Qatar diplomatic crisis - timeline

5 June: Two weeks after Donald Trump visits the Middle East and throws his weight behind the Saudis, Riyadh and its regional allies cut diplomatic, economic and transport ties with Qatar, alleging links with terrorism

6 June: Saudi Arabia and the UAE order Qatar to break all links with the Muslim Brotherhood, Hamas and Iran, as the US president appears to take credit for the coordinated action on Twitter

7 June: The UAE says any person expressing sympathy for Qatar could face up to 15 years in prison. Trump and Kuwait offer to mediate the crisis

8 June: Qatar's foreign minister gives a series of defiant interviews, pledging never to 'surrender the independence of our foreign policy'. Qatar-based al-Jazeera comes under a sustained cyber-attack

9 June: Saudi-led coalition imposes sanctions on groups and people accused of having Islamist militancy ties – many of them Qataris or with links to Qatar. The Turkish president signs legislation that would offer Qatar military assistance if necessary


Sharply escalating the worst diplomatic crisis among Gulf allies in decades, the Saudi led-alliance on Friday gave Qatar 10 days to comply with a list of demands, which included closing the state-funded broadcasting network, al-Jazeera, scaling back contact with Iran, removing Turkish troops from its soil and severing ties with the Muslim Brotherhood.

Qatar has said it will not comply with the demands, and Erdoğan’s endorsement appeared to entrench Doha’s position – setting the scene for a showdown on 3 July.

Saudi Arabia has not spelled out what it intends to do if the tiny nation refuses to align its foreign policy with that of its powerful neighbour and its allies. Riyadh and the Gulf Cooperation Council (GCC) have already imposed a land, sea and air blockade of Qatar, strangling trade and forcing food shortages. The Saudi stance has become gradually more pointed, with senior ministers across the region accusing the Qatari ruling family of licensing the support of terrorism for decades.

Speaking in Abu Dhabi on Saturday, the UAE minister of state for foreign affairs, Dr Anwar Gargash, said the alternative to agreeing to terms with its neighbours would be “parting ways”.

“Is Qatar ready for a new life without ties to KSA [Saudi Arabia], UAE and Bahrain?
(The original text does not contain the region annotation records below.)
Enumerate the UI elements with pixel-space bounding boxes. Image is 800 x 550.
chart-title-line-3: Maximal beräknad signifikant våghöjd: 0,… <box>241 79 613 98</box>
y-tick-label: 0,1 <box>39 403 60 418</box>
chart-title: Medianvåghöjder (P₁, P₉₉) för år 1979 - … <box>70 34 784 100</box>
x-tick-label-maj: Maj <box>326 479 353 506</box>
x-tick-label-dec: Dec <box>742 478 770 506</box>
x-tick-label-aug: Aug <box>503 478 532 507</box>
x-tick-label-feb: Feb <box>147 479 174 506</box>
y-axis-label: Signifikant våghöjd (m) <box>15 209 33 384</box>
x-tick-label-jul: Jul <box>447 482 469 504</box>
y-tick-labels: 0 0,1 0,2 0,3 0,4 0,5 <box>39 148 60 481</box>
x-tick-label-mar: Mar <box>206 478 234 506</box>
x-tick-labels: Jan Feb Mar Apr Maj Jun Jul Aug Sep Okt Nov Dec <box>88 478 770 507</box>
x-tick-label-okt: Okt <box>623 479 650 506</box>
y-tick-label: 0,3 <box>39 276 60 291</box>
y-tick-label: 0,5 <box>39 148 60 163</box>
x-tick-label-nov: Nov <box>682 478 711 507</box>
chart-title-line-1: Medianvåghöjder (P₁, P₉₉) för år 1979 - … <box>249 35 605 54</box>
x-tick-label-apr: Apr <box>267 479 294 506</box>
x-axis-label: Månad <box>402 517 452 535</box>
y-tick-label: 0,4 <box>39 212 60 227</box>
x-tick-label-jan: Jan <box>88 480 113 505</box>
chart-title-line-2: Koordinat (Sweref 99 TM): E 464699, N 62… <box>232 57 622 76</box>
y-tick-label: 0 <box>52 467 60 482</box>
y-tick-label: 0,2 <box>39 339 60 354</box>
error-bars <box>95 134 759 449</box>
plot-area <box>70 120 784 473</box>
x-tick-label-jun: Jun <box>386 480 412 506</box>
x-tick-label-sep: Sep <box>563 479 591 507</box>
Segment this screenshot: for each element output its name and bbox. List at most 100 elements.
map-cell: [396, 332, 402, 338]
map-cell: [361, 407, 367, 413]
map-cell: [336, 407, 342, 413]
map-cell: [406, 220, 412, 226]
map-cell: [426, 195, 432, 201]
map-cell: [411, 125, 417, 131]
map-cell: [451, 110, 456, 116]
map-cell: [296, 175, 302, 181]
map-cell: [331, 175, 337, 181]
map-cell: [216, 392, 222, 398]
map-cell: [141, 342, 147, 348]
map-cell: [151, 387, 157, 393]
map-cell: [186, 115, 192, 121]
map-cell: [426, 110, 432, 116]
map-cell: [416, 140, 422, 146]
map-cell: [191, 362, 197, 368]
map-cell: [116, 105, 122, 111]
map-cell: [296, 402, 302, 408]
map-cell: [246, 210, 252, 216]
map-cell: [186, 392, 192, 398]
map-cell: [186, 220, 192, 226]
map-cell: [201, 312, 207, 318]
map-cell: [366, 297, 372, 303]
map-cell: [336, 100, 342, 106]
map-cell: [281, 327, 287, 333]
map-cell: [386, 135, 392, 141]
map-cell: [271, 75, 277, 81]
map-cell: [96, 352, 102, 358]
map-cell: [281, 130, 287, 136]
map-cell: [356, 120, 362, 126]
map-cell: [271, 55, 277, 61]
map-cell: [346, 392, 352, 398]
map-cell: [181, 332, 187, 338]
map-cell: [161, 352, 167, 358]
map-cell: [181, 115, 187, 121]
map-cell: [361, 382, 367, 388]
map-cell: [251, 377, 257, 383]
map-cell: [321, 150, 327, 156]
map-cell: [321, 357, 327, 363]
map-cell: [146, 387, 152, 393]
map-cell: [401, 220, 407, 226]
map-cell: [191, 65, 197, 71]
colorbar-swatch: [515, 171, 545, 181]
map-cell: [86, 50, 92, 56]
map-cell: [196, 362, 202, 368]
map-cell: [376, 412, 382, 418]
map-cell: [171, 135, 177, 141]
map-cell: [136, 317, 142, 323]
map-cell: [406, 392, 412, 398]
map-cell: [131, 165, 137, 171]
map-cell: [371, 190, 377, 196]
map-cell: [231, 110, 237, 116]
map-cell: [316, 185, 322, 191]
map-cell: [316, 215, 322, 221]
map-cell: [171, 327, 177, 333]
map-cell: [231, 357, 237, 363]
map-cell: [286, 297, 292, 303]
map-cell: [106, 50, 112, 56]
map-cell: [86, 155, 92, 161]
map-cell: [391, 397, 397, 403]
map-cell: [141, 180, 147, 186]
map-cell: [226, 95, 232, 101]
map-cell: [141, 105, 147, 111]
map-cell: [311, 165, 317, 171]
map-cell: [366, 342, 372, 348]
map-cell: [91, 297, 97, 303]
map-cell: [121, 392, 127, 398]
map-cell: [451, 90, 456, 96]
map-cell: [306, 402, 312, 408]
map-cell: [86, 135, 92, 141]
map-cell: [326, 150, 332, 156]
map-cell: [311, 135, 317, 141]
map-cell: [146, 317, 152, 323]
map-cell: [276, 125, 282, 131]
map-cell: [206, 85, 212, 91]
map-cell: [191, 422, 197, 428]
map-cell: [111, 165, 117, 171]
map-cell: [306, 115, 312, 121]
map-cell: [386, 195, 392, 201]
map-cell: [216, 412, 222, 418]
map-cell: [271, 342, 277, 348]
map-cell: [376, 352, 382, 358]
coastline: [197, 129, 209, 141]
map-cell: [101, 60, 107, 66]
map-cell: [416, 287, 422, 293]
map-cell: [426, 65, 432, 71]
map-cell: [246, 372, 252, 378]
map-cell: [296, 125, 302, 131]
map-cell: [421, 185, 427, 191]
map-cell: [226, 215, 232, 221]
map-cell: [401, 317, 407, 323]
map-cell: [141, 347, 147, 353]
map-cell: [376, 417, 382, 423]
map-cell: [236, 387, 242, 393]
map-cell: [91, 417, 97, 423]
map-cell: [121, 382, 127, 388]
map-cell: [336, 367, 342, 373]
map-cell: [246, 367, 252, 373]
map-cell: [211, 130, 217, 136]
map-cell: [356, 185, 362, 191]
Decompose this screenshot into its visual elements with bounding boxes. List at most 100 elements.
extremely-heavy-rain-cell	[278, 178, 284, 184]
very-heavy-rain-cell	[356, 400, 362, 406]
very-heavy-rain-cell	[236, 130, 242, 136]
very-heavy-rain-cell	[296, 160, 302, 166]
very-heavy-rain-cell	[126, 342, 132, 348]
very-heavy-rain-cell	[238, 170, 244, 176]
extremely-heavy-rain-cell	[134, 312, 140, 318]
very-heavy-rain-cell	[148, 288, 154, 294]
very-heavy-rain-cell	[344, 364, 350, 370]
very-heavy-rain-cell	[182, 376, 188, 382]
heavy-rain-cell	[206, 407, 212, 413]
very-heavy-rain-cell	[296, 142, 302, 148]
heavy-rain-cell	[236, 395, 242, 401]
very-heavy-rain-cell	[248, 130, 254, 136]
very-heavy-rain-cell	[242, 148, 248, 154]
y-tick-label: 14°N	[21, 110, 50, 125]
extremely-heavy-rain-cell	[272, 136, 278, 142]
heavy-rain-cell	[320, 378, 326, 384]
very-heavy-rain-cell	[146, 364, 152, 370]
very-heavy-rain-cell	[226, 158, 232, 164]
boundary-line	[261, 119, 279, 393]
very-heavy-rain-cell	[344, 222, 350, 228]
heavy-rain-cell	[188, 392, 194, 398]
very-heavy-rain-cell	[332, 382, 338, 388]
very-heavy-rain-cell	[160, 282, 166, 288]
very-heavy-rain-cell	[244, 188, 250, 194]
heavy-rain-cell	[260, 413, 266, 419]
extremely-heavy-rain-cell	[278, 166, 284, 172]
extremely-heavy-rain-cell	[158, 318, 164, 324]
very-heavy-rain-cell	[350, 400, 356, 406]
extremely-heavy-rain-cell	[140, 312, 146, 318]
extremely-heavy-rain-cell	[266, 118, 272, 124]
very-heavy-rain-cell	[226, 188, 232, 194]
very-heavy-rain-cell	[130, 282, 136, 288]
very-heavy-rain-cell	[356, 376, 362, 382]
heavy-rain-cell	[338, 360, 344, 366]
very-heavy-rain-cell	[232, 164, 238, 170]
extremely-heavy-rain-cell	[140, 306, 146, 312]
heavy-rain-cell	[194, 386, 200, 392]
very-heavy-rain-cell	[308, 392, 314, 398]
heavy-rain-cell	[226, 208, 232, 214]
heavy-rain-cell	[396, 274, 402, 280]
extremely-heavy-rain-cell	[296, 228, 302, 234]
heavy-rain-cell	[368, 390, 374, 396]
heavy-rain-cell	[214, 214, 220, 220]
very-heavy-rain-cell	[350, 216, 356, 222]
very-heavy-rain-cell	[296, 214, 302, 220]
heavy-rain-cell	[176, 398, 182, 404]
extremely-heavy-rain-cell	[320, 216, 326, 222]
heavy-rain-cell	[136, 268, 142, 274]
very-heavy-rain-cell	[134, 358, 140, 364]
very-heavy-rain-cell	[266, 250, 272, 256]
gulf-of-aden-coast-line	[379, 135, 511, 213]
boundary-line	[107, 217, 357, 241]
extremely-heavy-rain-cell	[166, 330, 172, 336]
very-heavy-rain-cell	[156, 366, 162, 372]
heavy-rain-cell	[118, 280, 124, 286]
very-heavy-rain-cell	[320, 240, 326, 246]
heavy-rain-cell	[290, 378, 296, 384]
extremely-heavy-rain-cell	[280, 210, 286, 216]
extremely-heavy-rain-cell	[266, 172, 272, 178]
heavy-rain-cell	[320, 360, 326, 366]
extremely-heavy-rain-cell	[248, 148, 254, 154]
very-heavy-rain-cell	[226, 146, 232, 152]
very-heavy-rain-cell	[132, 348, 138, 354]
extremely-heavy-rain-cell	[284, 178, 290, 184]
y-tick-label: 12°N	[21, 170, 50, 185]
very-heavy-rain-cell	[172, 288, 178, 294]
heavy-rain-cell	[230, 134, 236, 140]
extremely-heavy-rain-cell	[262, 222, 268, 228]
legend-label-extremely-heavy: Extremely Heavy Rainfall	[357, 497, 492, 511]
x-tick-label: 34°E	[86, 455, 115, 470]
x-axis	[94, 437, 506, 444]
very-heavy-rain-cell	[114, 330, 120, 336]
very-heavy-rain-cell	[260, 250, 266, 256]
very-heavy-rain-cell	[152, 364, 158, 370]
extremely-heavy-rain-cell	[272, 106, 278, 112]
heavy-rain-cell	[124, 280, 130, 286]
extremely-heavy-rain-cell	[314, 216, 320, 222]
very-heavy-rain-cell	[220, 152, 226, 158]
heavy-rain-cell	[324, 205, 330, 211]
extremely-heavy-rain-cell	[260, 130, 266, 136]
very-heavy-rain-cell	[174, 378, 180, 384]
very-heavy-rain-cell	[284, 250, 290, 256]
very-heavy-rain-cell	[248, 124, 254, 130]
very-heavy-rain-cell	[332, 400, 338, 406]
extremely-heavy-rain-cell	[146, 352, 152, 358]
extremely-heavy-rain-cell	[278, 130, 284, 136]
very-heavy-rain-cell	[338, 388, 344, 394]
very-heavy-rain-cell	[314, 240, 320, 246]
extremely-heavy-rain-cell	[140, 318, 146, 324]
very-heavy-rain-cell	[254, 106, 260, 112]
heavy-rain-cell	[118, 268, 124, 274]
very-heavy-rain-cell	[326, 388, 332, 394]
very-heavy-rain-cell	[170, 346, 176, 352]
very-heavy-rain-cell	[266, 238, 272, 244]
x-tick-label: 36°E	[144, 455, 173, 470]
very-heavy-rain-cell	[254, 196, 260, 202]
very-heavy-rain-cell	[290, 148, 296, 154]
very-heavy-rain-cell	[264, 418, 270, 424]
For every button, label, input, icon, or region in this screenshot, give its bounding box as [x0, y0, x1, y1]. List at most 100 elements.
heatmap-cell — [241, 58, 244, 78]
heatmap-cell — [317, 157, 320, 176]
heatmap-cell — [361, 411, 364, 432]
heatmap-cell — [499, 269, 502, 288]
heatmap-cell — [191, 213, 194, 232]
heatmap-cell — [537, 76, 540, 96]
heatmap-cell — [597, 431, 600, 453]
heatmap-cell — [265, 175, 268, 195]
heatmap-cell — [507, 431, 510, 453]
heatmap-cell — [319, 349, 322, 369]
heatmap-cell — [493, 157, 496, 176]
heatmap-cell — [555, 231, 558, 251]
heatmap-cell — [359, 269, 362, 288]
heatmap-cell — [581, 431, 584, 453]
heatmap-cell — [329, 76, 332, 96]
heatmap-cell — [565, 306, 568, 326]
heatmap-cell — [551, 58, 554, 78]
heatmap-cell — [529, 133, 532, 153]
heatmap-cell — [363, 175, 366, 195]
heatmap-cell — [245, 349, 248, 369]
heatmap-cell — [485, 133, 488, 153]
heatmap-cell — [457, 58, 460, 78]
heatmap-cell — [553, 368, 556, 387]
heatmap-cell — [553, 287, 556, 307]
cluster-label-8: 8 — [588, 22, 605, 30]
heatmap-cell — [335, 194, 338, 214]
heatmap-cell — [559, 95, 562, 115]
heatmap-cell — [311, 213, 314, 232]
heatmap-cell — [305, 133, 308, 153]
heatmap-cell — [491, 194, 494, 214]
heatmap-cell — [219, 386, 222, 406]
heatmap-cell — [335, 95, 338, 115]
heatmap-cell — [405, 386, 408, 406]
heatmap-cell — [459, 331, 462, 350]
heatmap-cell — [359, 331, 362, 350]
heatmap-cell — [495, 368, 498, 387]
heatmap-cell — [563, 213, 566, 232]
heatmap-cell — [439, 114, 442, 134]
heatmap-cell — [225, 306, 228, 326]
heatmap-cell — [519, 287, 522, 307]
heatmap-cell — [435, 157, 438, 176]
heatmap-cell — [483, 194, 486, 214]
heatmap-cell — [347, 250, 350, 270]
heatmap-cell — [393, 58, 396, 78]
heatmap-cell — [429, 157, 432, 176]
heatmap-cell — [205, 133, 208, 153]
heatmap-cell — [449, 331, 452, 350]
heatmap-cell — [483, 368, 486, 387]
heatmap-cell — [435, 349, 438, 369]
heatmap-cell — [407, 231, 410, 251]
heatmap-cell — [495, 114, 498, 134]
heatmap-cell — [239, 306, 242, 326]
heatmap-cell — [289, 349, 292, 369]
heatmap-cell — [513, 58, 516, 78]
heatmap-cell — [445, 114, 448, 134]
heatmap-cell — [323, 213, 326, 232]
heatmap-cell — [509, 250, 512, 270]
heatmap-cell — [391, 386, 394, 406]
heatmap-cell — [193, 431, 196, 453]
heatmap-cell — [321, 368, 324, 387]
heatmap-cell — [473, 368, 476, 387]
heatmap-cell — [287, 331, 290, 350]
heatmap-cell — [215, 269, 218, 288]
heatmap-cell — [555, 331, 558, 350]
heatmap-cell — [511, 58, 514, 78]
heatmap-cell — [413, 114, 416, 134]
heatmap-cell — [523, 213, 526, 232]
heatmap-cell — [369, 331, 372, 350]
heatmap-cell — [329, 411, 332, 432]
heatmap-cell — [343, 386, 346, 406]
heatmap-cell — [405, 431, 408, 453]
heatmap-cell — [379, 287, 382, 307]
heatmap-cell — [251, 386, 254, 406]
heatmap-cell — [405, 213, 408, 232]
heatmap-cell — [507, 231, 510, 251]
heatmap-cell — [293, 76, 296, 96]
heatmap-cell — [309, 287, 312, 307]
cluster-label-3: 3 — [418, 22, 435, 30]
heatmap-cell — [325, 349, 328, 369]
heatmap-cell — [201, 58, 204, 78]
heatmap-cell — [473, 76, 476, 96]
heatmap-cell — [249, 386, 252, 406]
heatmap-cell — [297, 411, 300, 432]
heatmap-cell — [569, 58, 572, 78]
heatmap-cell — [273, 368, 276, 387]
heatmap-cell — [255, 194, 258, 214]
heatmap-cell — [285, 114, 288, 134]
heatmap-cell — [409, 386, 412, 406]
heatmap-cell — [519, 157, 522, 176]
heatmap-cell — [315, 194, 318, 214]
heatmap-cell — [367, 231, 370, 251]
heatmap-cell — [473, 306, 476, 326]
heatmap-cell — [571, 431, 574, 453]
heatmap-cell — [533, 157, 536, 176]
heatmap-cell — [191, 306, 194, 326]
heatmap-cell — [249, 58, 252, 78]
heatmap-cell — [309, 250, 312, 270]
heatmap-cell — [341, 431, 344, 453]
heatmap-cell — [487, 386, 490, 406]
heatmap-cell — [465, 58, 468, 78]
For a policy isolating it from its environment for the sake of supporting extremism?” he asked.

“To prefer a partisan extremist agenda and spend huge sums on that agenda and jihadist groups? After anger will come wisdom.”

Addressing Turkey’s involvement in Qatar, which stemmed from a bilateral defence agreement made in 2014 and ratified recently, Gargash said: “The Turks left Qatar over a century ago and now have returned. They have big interests in the region and we hope Turkey’s priority will be its interests and not its ideology. But 1,000 or 2,000 Turkish troops show lack of confidence from Qatari government in its stability. Stability will come from integration with the neighbourhood.”

The UK’s foreign secretary, Boris Johnson, on Friday appeared to suggest that the demands levelled are unreasonable. “Gulf unity can only be restored when all countries involved are willing to discuss terms that are measured and realistic,” he said. “The UK calls upon the Gulf states to find a way of de-escalating the situation and lifting the current embargo and restrictions, which are having an impact on the everyday lives of people in the region.”

The Saudi-led boycott, which enlisted other GCC states and Egypt to isolate Qatar, was imposed several weeks after the high-profile visit to Riyadh by the US president, Donald Trump, during which he re-prioritised the kingdom over its main regional rival, Iran – the regional clout of which had risen after the Obama administration brokered a nuclear deal with Tehran.

Ever since, Riyadh has moved to enforce its newfound standing. Iran and the Muslim Brotherhood are seen by Saudi leaders and their allies as subversive threats. Doha has maintained a close relationship with the Brotherhood and had enjoyed warming ties with Iran.

US Secretary of State Rex Tillerson said in a statement on Sunday that some of the demands on Qatar “will be very difficult to meet”, but did not reject them outright.

He called on Qatar and the other Arab countries to “sit together” to work through the list. Tillerson had previously insisted any demands be “reasonable and actionable.”